El amor se ha convertido en una mercancía, como todo lo que toca la industria capitalista perversa que nos hace vivir en un mundo que no existe. Me refiero al amor erótico, al amor-eros, no al amor ágape, entendido el primero, amor-eros, como el amor de pareja y amor ágape como amistad. Ciertamente la primera confusión del enamoramiento tiene que ver con la reproducción sexual, una confusión intensa para los adolescentes, pero permanente en la edad adulta. Parece que siempre esperamos al príncipe azul, a nuestra media naranja. Confundimos el sexo con amor. En un mundo dominado por las películas e historias de Hollywood, hemos querido copiar esas relaciones irracionales, incapaces de ser sostenidas en el tiempo. Los enamorados andan como dice el dicho chapín: «colgados, como chorizo en tienda».
Este amor romántico, el amor de mi media naranja, ha sido la imposición de una visión idealista del mundo permeada por valores cristianos superados en muchos países. Cada vez hay más personas que tienen más que una pareja amorosa a lo largo de su vida, esto es, que tienen más de un matrimonio o conviven en diferentes tiempos con otras parejas, hacen otras familias. Lo de «hasta que la muerte nos separe» no duró mucho a partir de los grandes cambios de mediados del Siglo pasado: invención de la píldora, participación de las mujeres en la vida laboral, liberación femenina, entre otros.
Durante las últimas tres generaciones hemos tenido intensos cambios sobre nuestra concepción de amor y la forma en que buscamos, encontramos y permanecemos en vida marital o en pareja emocional. Mis abuelos, que nacieron a finales del Siglo XIX, 1890, se casaron en la iglesia católica, por lo religioso y por lo civil. Su objetivo, y su logro, era permanecer en esa relación sacra para siempre. Lo mismo mis padres, quienes se casaron en la década de 1950, por lo civil y por la iglesia católica, permanecieron juntos hasta que la muerte los separó. Nosotros, los que nacimos entre 1960 a 1990 en general ya no permanecimos para siempre en nuestro matrimonio, aunque sí nos casamos. Muchos contemporáneos de esa época nos divorciamos e iniciamos otras familias en relaciones más flexibles ya no permeadas por la religión.

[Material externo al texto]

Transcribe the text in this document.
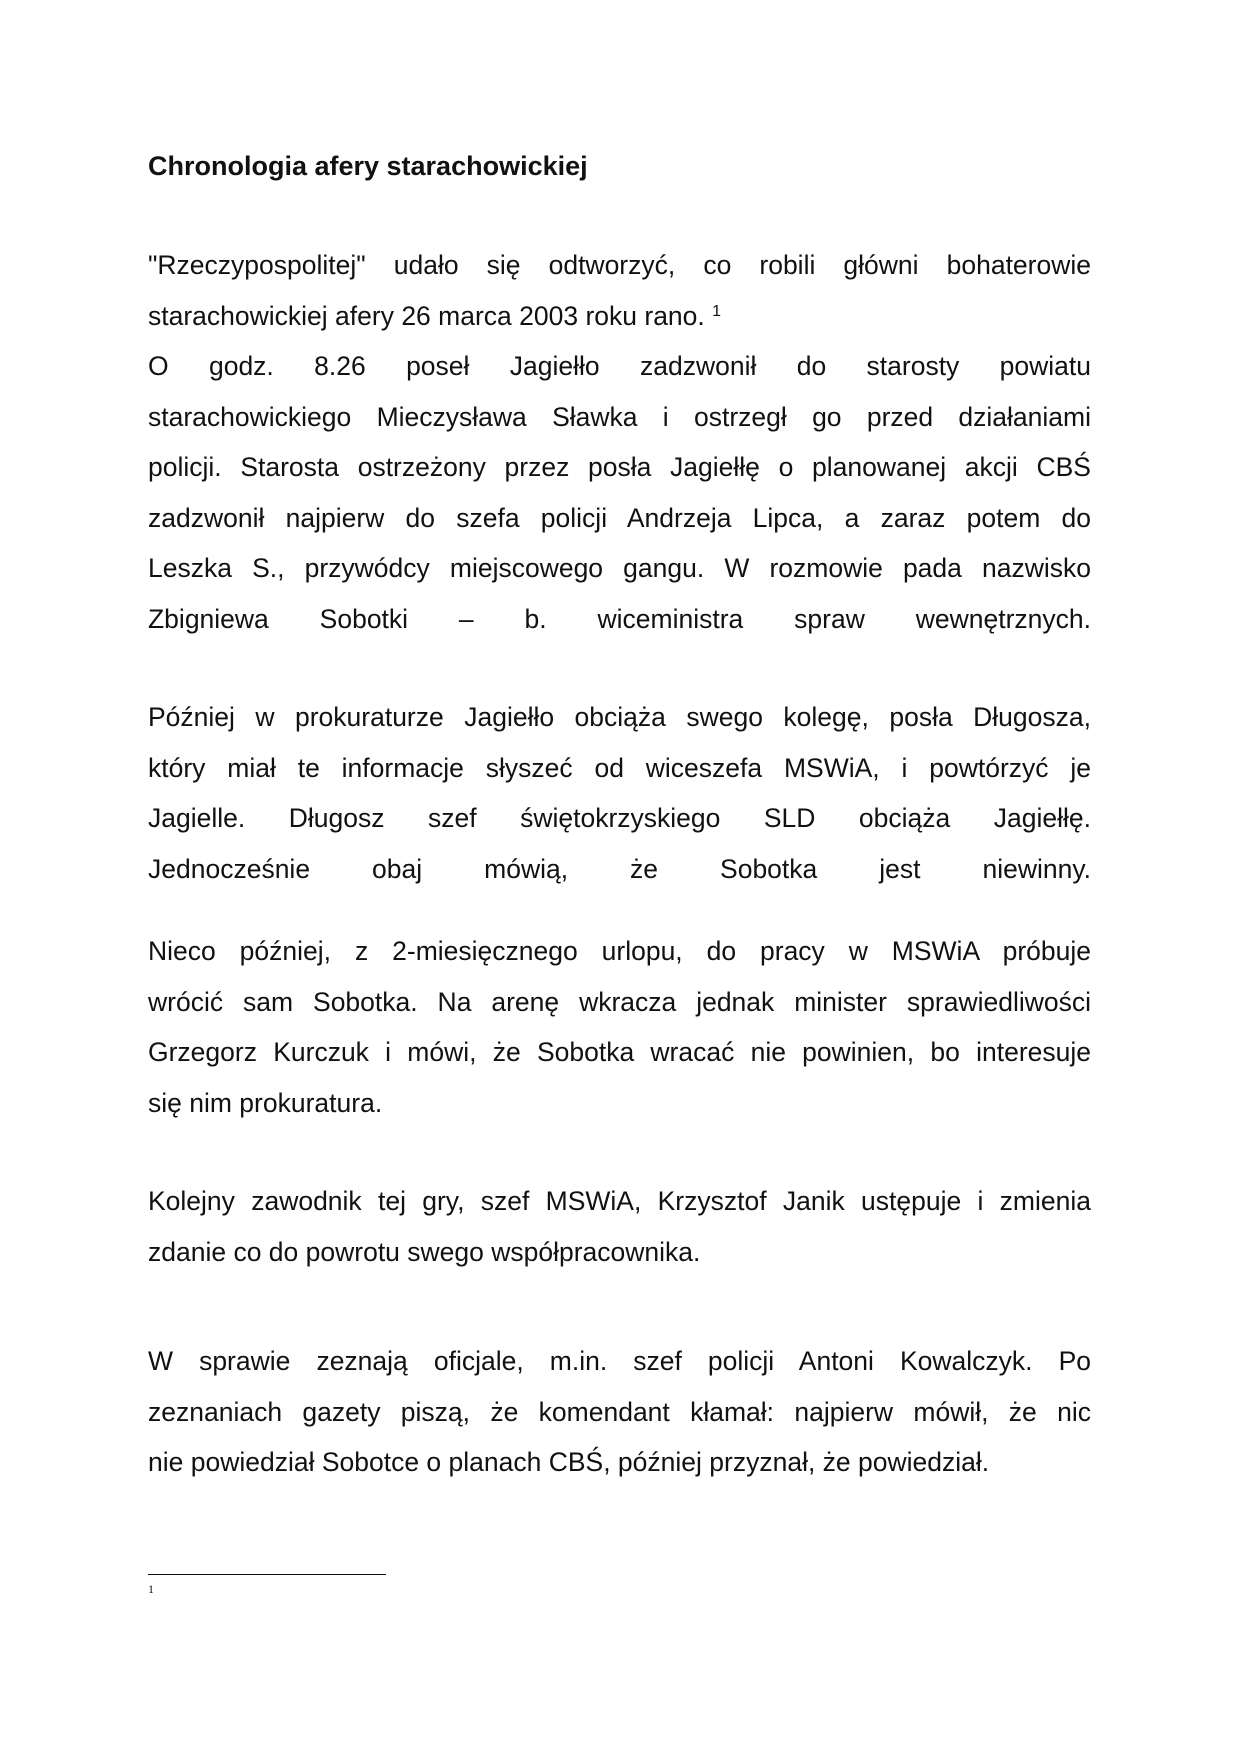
Chronologia afery starachowickiej
"Rzeczypospolitej" udało się odtworzyć, co robili główni bohaterowie
starachowickiej afery 26 marca 2003 roku rano. $^1$
O godz. 8.26 poseł Jagiełło zadzwonił do starosty powiatu
starachowickiego Mieczysława Sławka i ostrzegł go przed działaniami
policji. Starosta ostrzeżony przez posła Jagiełłę o planowanej akcji CBŚ
zadzwonił najpierw do szefa policji Andrzeja Lipca, a zaraz potem do
Leszka S., przywódcy miejscowego gangu. W rozmowie pada nazwisko
Zbigniewa Sobotki – b. wiceministra spraw wewnętrznych.
Później w prokuraturze Jagiełło obciąża swego kolegę, posła Długosza,
który miał te informacje słyszeć od wiceszefa MSWiA, i powtórzyć je
Jagielle. Długosz szef świętokrzyskiego SLD obciąża Jagiełłę.
Jednocześnie obaj mówią, że Sobotka jest niewinny.
Nieco później, z 2-miesięcznego urlopu, do pracy w MSWiA próbuje
wrócić sam Sobotka. Na arenę wkracza jednak minister sprawiedliwości
Grzegorz Kurczuk i mówi, że Sobotka wracać nie powinien, bo interesuje
się nim prokuratura.
Kolejny zawodnik tej gry, szef MSWiA, Krzysztof Janik ustępuje i zmienia
zdanie co do powrotu swego współpracownika.
W sprawie zeznają oficjale, m.in. szef policji Antoni Kowalczyk. Po
zeznaniach gazety piszą, że komendant kłamał: najpierw mówił, że nic
nie powiedział Sobotce o planach CBŚ, później przyznał, że powiedział.
1
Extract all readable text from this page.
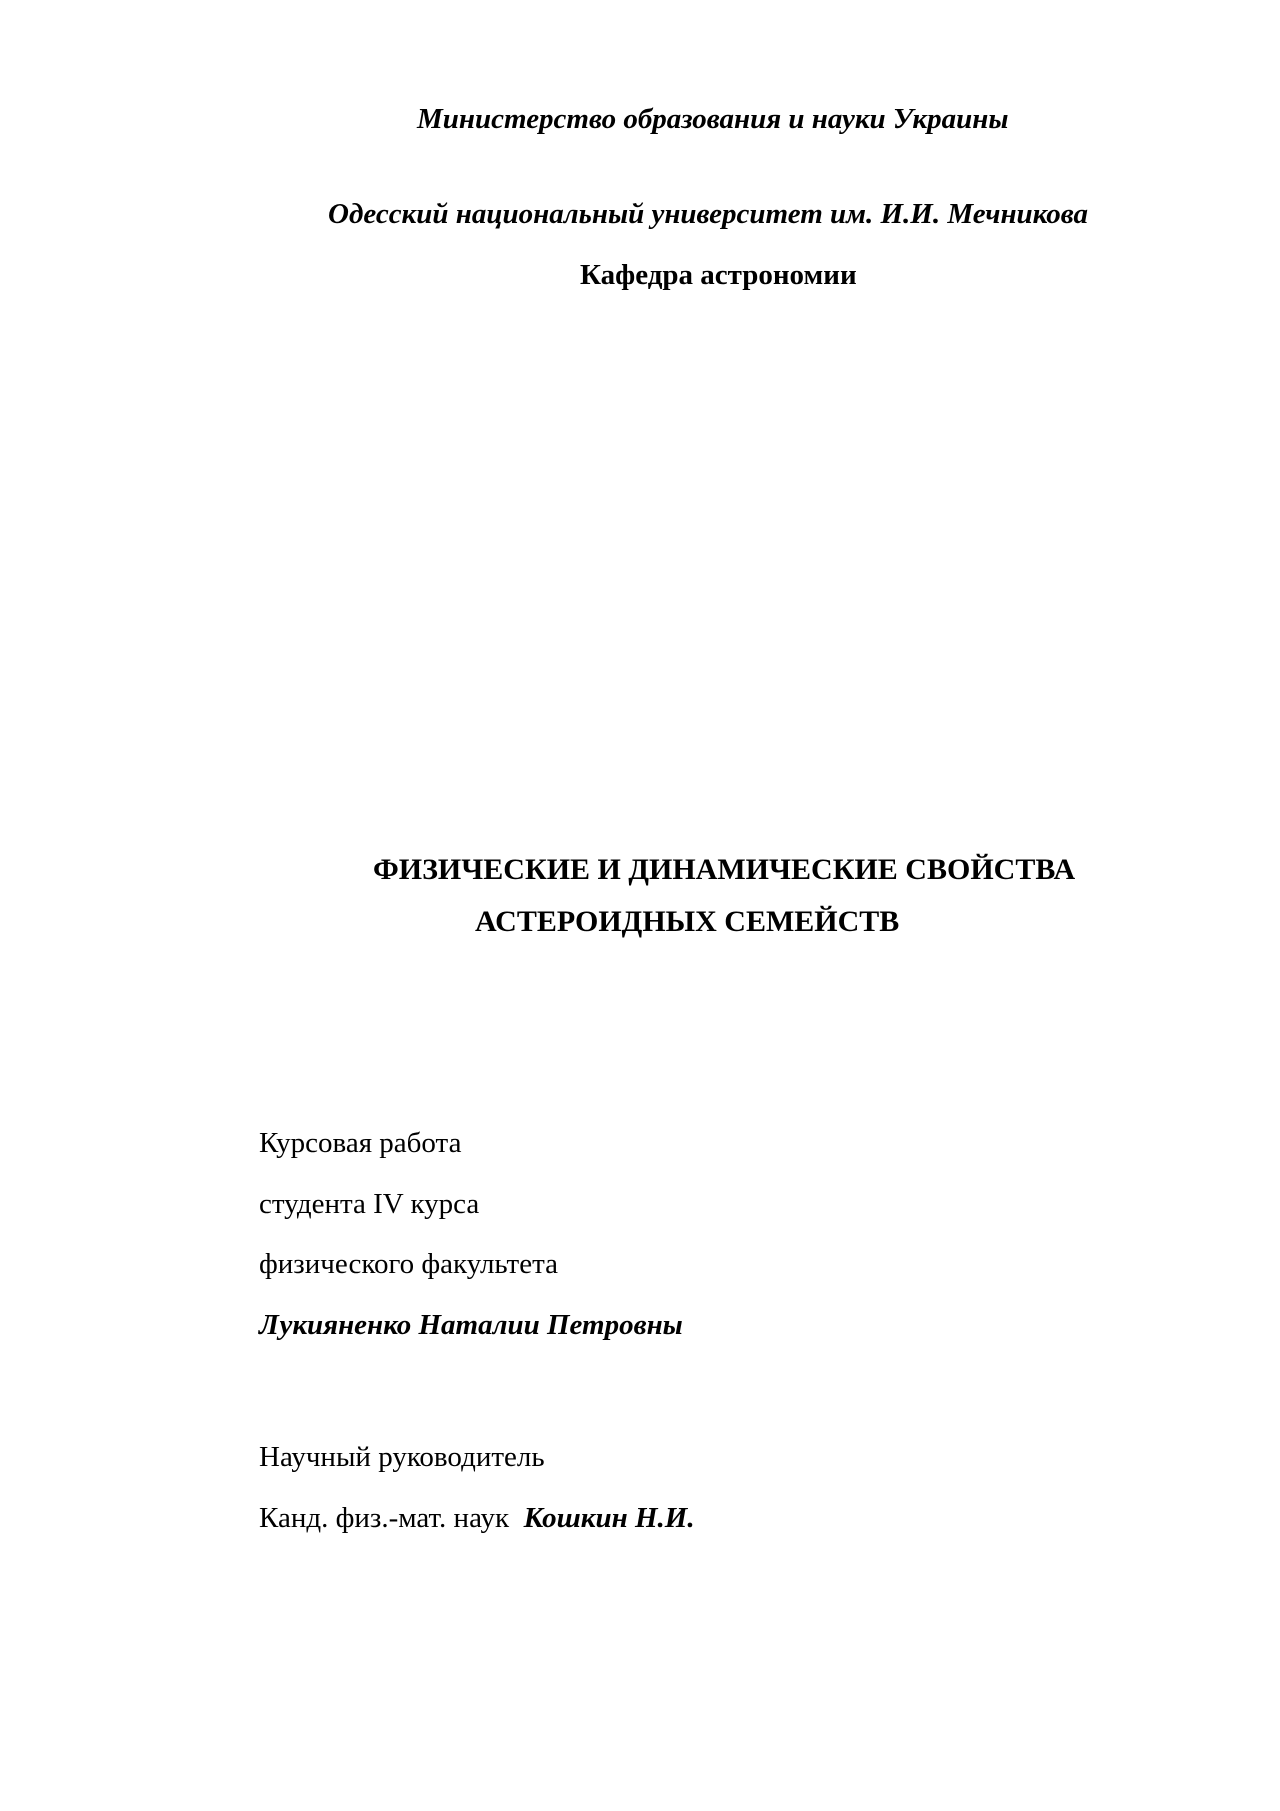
Министерство образования и науки Украины
Одесский национальный университет им. И.И. Мечникова
Кафедра астрономии
ФИЗИЧЕСКИЕ И ДИНАМИЧЕСКИЕ СВОЙСТВА
АСТЕРОИДНЫХ СЕМЕЙСТВ
Курсовая работа
студента IV курса
физического факультета
Лукияненко Наталии Петровны
Научный руководитель
Канд. физ.-мат. наук Кошкин Н.И.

Antes, en el Siglo XIX, los padres escogían pareja matrimonial. Luego, en el Siglo XX, los padres tenían que dar su visto bueno, de hecho; el novio se hacía acompañar de su padre o de un familiar cercano para «pedir la mano» de la amada. No había boda si los padres no daban su consentimiento, aunque siempre existieron ovejas negras que desobedecieron dicha norma, pero no era común. En el Siglo XXI los padres ni se enteran a veces de que sus hijos se fueron a vivir con no sé quién.
Vivimos entonces en épocas de libertad amorosa. Ya el amor se ha liberado, aparentemente, de esa visión misteriosa y religiosa en algunas partes del mundo. En esos lugares ha roto sus cadenas rígidas que hacían que las personas permanecieran unidas toda la vida cuidando de sus hijos. En Guatemala ese proceso también se da a pesar de su realidad religiosa. Esto ha transformado el amor y sus consecuencias aquí y allende donde mis hijas viven, una en Guatemala luego de años en Europa y otras en Estados Unidos. Aparentemente mis hijas son «libres» para escoger pareja y vivir con él o con ella, no esperan ninguna autorización paterna ni materna, pero esa libertad es falsa porque aún no salimos del idealismo que nos ha marcado con una visión y práctica del amor romántico.
A pesar de que las nuevas tecnologías interfieren profundamente en nuestras vidas privadas, amorosas y sexuales, a pesar de que las sociedades cada vez son más seculares, esto es, menos religiosas y de que tenemos acceso a información científica y tecnológica para tomar decisiones, el amor sigue en el ámbito de lo mágico. Aún no somos capaces de ser libres. Creemos que el amor es pertenencia. No distinguimos la atracción genética, sexual, que se da los primeros dos años de la relación y confundimos sexo con amor. Cierto, sé que muchos de ustedes no confunden esto, pero en general muchos de la sociedad moderna lo confundimos.
Así que andamos por el mundo moderno buscando una pareja romántica cuando ya la sociedad no da condiciones de enamoramiento. El camino que nos queda es trasladar el amor de la esfera de lo mágico a la esfera de lo racional. Hay que entender que el primer encuentro de pareja no viene mediado por la razón sino por los genes, por un mecanismo evolutivo de querernos reproducir. Al superar esa función ampliamente conocida de nuestro cerebro, función que Iñaki Piñuel ha llamado «la mentira romántica», esto es la falsa creencia del «alma gemela», del «príncipe azul», de la «media naranja», visiones mágicas y falsas del amor romántico, entonces podemos tocar las puertas del amor racional, el verdadero amor.